As [White House National Security Council staffer], I was advised at one point…that there was going to be a full-up, “nuts to bolts,” live exercise simulation of a bolt out of the blue nuclear attack on the US, that I was to role play being POTUS [president], and that when the phone call came I was to run—not walk—to the South Lawn, where a Marine One helo would whisk me and the MIL AIDE with the nuclear “football” away.
Several weeks later that call came. I ran from West Exec to the South Lawn, met the MIL AIDE and we jumped into the helo enroute to Andrews to transfer to a jet that was waiting to take us to an undisclosed airfield to join up with the E-4 NEACAP [actually NEACP, often referred to as “kneecap,” the National Emergency Airborne Command Post].

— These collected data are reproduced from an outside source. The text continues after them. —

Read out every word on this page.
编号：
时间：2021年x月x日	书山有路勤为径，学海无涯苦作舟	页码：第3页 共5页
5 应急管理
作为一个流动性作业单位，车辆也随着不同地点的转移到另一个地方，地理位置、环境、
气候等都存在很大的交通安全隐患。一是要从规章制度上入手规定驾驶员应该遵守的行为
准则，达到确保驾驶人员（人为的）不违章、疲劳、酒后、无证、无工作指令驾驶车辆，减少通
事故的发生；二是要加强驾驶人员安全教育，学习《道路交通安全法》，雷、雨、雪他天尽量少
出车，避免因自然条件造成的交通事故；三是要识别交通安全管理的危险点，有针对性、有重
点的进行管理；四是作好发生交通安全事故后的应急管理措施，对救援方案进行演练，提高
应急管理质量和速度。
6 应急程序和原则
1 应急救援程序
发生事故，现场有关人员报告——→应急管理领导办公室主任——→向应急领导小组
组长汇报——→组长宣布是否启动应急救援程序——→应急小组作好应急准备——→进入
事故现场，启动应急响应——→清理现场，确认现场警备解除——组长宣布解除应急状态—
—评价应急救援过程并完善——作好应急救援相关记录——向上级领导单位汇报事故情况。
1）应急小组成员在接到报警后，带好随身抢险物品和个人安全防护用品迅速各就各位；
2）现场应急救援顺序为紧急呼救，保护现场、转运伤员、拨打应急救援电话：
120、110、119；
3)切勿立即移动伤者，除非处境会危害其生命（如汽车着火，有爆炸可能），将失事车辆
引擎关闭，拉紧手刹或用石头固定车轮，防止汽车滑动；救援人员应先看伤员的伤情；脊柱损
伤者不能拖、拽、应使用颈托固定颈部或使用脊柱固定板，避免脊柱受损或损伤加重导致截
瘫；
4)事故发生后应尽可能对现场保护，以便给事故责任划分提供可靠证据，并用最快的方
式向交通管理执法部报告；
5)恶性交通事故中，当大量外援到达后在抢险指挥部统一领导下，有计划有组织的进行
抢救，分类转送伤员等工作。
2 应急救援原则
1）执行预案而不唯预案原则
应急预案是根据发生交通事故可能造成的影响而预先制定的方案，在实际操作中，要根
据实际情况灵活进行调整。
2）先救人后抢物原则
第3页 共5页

In one sense, it worked. We were airborne out of Andrews within the 30 minutes before first detonation on CONUS [continental United States]. And the NEACAP [sic] is of course an extraordinary C2 [command and control] platform.
But my main take-away was the impossibility during the first minutes on the helo of making a coherent retaliatory counter strike option decision. The noise level was very high, the back and forth on the radio between the participants on the USSTRATCOM conference call as the incoming missile target info was being determined along with projections of likely damage with constant updates on remaining time to impact, and the almost continuous simultaneous explanations coming from the MIL AIDE as to highly differentiated response options as he thumbed through the “book” was all exceptionally challenging.
The bottom line was that all these factors tend to drive any POTUS, at least in my humble opinion, to order a code for a maximum (and not limited and selective) response. But/but—that is still better than the only three other alternatives: decapitation of the National Command Authority, delegation of launch authority to some echelon of STRATCOM, or even worse, an AI-controlled “dead hand” mechanism.”
There’s a lot one could unpack further here, but I’ll leave that to readers and close on this both sobering and thought-provoking note.